Siyasi iktidarların amacı iktidarını devam ettirmektir. Bunun şekil şartı ise seçimlerin kazanılmasıdır. Hiç bir iktidar kamuoyunu yok sayarak iktidarda kalamaz, hatta doğru şeyler yapıyor olsa bile kalamaz. Bundan dolayı siyasi iktidarlar, kamuoyunu kazanmak için büyük çaba sarf eder. Temelde devletin bütün organlarının her zaman gözetmek zorunda olduğu kavram kamu yararıdır. Ancak iktidarlar çoğunlukla kamuoyunu kazanmak adına kamu yararından feragat edebilir. Mesela sağlık çalışanlarına yönelen şiddet konusunda sessiz kalmayı bir politika tercihi olarak benimseyebilir. Burada iktidar kısa dönemli hedeflerine ulaşabilirse de kamu yararı ilkesi zarar görür. Yürütme açısından bakıldığında normatif olarak sorunlu olan bu yaklaşım, yürütme gücünü temsil eden hükümet açısından politika belirleme yetkisinin kullanımı olarak görülebilir. 

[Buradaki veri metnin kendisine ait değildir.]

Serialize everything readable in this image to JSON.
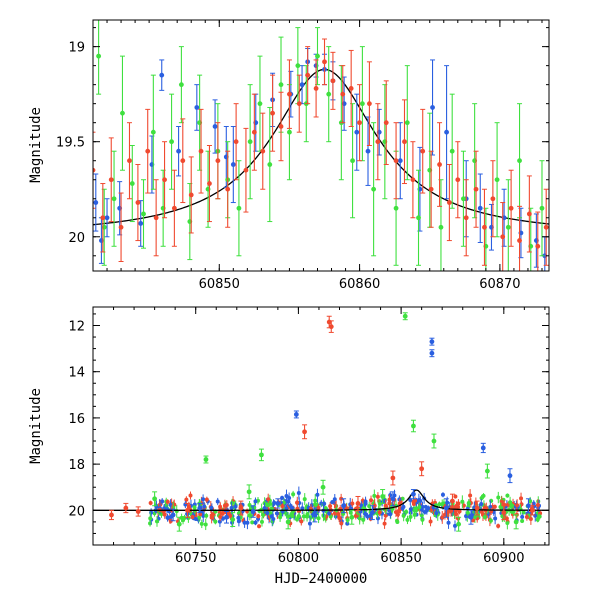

Daha sorunlu olan yaklaşım ise, yasama gücünü de kontrol edebilen siyasi iktidarın yasama faaliyetinde kamuoyu lehine kamu yararından vazgeçmesidir. Çünkü bu yaklaşım, ülkenin hukuk sisteminde, diğer bir ifadeyle yargı gücünün hareket alanında uzun süreli etkileri olabilecek olumsuzluklar yaratabilir. Kuvvetlerin birbirini denetleyebilmesini öngören kuvvetler ayrılığı ilkesi bu tür sorunları engellemek için etkili bir çözümdür. Elbette burada yasamanın örgütlenme biçimi de önem kazanır. Tek meclisli parlamentolarda yasama ile yürütme arasındaki ilişkilerin denetimi oldukça zorlaşmaktadır. Konumuzdan uzaklaşmamak adına burada kamuoyunun nasıl oluştuğu sorusu ile devam edebiliriz. Zira eğer hükümetlerin amacı kamuoyunu etkilemekse, bunu sağlamanın yolları nelerdir? İktidar ya başarılarıyla kamuoyunu etkiler ya da propaganda yoluyla bunu sağlamaya çalışır. İkincisinde kamu yararı yoktur. Hukuk devleti, işte bu soru bağlamında yürütme gücünün kamu yararını gözetmesini sağlamak için vardır. Çünkü kamu yararı, kamuoyundan daha üstün bir kavramdır. Hukuk kamuoyundan bağımsız olursa toplumda bütün bireylerin haklarını korumak mümkün olabilir. Aksi halde yargı gücünün yanında görünmez bir yargı organı oluşur. 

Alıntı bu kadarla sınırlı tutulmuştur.